If Patty Wetterling is interested in staying in politics, political experts say her first race for Congress was an effective move.
Mark Kennedy is considered a possible challenger in 2006 for the U.S. Senate seat currently held by Mark Dayton, which would mean he'd give up his House seat. St. John's University political science professor Bob Webber says if that happens, Wetterling has a shot at an open U.S. House seat in just two years.
"Patty Wetterling would have a leg up on any other candidate. She would be a favorite going into the race, even though it has Republican tendencies," said Webber.

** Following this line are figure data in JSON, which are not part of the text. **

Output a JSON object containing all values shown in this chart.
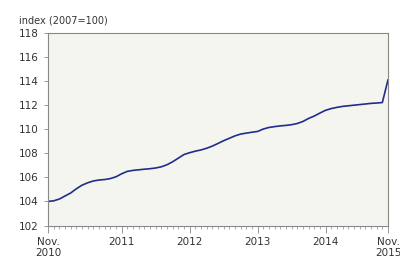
{
  "ylabel": "index (2007=100)",
  "ylim": [
    102,
    118
  ],
  "yticks": [
    102,
    104,
    106,
    108,
    110,
    112,
    114,
    116,
    118
  ],
  "line_color": "#1f2d8c",
  "line_width": 1.2,
  "background_color": "#ffffff",
  "plot_bg_color": "#f5f5f0",
  "spine_color": "#888888",
  "tick_color": "#888888",
  "label_color": "#333333",
  "ylabel_fontsize": 7.0,
  "tick_fontsize": 7.5,
  "x_tick_labels": [
    "Nov.\n2010",
    "2011",
    "2012",
    "2013",
    "2014",
    "Nov.\n2015"
  ],
  "x_tick_positions": [
    0,
    13,
    25,
    37,
    49,
    60
  ],
  "values": [
    104.0,
    104.05,
    104.2,
    104.45,
    104.7,
    105.05,
    105.35,
    105.55,
    105.7,
    105.78,
    105.82,
    105.9,
    106.05,
    106.3,
    106.5,
    106.58,
    106.63,
    106.68,
    106.72,
    106.78,
    106.88,
    107.05,
    107.3,
    107.6,
    107.9,
    108.05,
    108.18,
    108.28,
    108.42,
    108.6,
    108.82,
    109.05,
    109.25,
    109.45,
    109.6,
    109.68,
    109.75,
    109.82,
    110.02,
    110.15,
    110.22,
    110.28,
    110.32,
    110.38,
    110.48,
    110.65,
    110.9,
    111.1,
    111.35,
    111.58,
    111.72,
    111.82,
    111.9,
    111.95,
    112.0,
    112.05,
    112.1,
    112.15,
    112.18,
    112.22,
    114.1
  ]
}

Even if the seat is open, it doesn't mean Wetterling would be a shoe-in for Congress. Kay Wolsborn, a political science professor at the College of St. Benedict, says Republicans could offer up a well-known candidate of their own in two years to run against Wetterling.
"For example, say Mary Kiffmeyer, or somebody who has statewide name recognition, is put in on the Republican side. That would be a substantial competition for the two of them," she said.
Wolsborn says Patty Wetterling learned some valuable lessons over the last six months of campaigning. She knows how to set up a campaign, and will likely have more time to raise money if she runs again. Wolsborn says Wetterling now has the advantage of political experience.
"She's now been seasoned, she's been through this baptism of fire with respect to a Congressional race, she knows what it's like," said Wolsborn. "I suspect she'd be much better prepared, and I doubt that she'd lose any of the support she already has. And she conceded in a way that really left that option open."
Wolsborn say Wetterling was a serious candidate for this election, and would have been ready to serve in Congress. But she says running a first-time campaign can be an effective strategy to lay the groundwork for the next election.